Who is standing in the Alexanderstrasse, very slowly moving one leg after the other? It’s Franz Biberkopf. What’s he done? Well, you know all that, don’t you? A pimp, a hardened criminal, a poor fool, he’s been beaten, and how–he’s in for it now. That cursed fist that beat him. That terrible fist that gripped him. The other fists hammered at him, but he escaped. A blow fell and the red wound gaped. But it healed one day. Franz didn’t change and went on his way. Now the fist keeps up the fight, it is terrible in its might, it ravages him, body and soul, Franz advances with timid steps, he has learned his role: my life no longer belongs to me, I don’t know what to set about. Franz Biberkopf is down and out.

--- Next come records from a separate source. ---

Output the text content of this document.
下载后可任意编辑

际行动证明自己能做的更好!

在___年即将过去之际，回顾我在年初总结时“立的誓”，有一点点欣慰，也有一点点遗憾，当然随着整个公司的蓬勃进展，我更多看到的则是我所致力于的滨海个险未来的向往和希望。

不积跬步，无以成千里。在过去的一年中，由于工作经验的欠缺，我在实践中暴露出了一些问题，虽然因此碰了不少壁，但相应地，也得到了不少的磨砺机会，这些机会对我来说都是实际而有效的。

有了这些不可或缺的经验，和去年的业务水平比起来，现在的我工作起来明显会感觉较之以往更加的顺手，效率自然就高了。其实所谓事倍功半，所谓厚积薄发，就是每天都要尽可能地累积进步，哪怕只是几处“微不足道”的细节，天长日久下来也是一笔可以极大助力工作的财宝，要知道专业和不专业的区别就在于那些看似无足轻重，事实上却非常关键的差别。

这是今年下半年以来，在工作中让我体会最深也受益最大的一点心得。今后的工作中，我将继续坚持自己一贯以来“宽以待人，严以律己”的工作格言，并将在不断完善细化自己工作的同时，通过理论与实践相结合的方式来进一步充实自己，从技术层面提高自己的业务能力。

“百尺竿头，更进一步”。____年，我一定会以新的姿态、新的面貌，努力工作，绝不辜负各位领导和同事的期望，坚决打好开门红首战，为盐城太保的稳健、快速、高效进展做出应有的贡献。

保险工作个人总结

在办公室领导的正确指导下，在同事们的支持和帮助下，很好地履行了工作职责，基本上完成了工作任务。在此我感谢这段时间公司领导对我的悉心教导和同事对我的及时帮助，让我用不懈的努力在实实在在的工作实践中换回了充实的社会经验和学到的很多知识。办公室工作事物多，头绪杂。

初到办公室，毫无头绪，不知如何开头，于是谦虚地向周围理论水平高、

And yet, the reader is always sympathetic to Franz. He is a product of his time, culture, and upbringing, whose poor decisions seem clear to those of us observing from the outside, but never so clear to Franz himself. And this is Döblin’s point: we all blindly stumble through life, carried along by Fate, and are forced to learn our lessons in the darkness before we can ever reach a light of understanding. The path that seems so clear to others observing from the outside will seem unknown to us on the path.
Images of sacrifice run throughout the narrative, from a harrowing and realistic description of a slaughterhouse to a reenactment of Abraham’s decision to sacrifice his son, with each interlude coming at moments when Franz is in Berlin and about to have a transformative encounter that will crush him even lower. He is both criminal and victim. Döblin tells us from the very beginning that he has no chance: he is defeated before he even begins. But it is a defeat that is ultimately redeeming, for it brings about a new self-awareness and knowledge about one’s place in the world.
Döblin’s structure is obviously indebted to Joyce: the fractured narrative, the non-chronological temporality, the multiple shifting perspectives, and the simultaneity of thoughts/actions are all hallmarks of Ulysses. (We even get a Blazes Boylan-type character, Reinhold, who is a kind of evil doppelgänger for Franz. But unlike Franz, Reinhold doesn’t transform, and his static state leads to his downfall, which is not redeeming, as it is for Franz.) The book also seems to be structured on Dante’s Inferno with nine books, corresponding to the nine circles of hell, and a “ride to Hell” in the final fifty pages. I haven’t seen any mention of that connection to Dante in any reading I’ve done on Döblin, but this connection seems fairly concrete.
Berlin Alexanderplatz (dir. Rainer Werner Fassbinder, 1980)
The message behind the novel is bleak, but with a spark of hope at the end: people have little recourse when it comes to the social and economic position of their birth. Even when they try to rise above, they don’t realize that they are defeated from the very beginning by systemic circumstances beyond their control. Like animals to the slaughter — or wounded men with only one arm — they march to their inevitable disastrous destinies, largely ignorant of their own sad fate until it’s too late. (Ironically, Franz’s downfall is for a crime he didn’t commit, but that matters not in the poverty-stricken world: all are criminals in such a system.)
And yet, this is the path that each of us must take if we are ever to learn any lessons in life. Salvation does lie at the end of suffering, but only for those who first go through the painful moments. For those at the lower end of the social rung, those moments will be longer, deeper, and more intense than for those who have more resources. In that sense, Döblin’s novel is very much in line with Dostoevsky’s fiction, which posits suffering as the necessary path by which one might achieve deliverance. Döblin suggests that we must sacrifice our old selves if we are to be reborn as more insightful people. It will be painful — and, like Franz’s lost arm, the scars will remain with us — and it won’t necessarily make us happy, but the trials will transform us, for better or worse. In the slang of contemporary social justice, it’s the only way to be woke.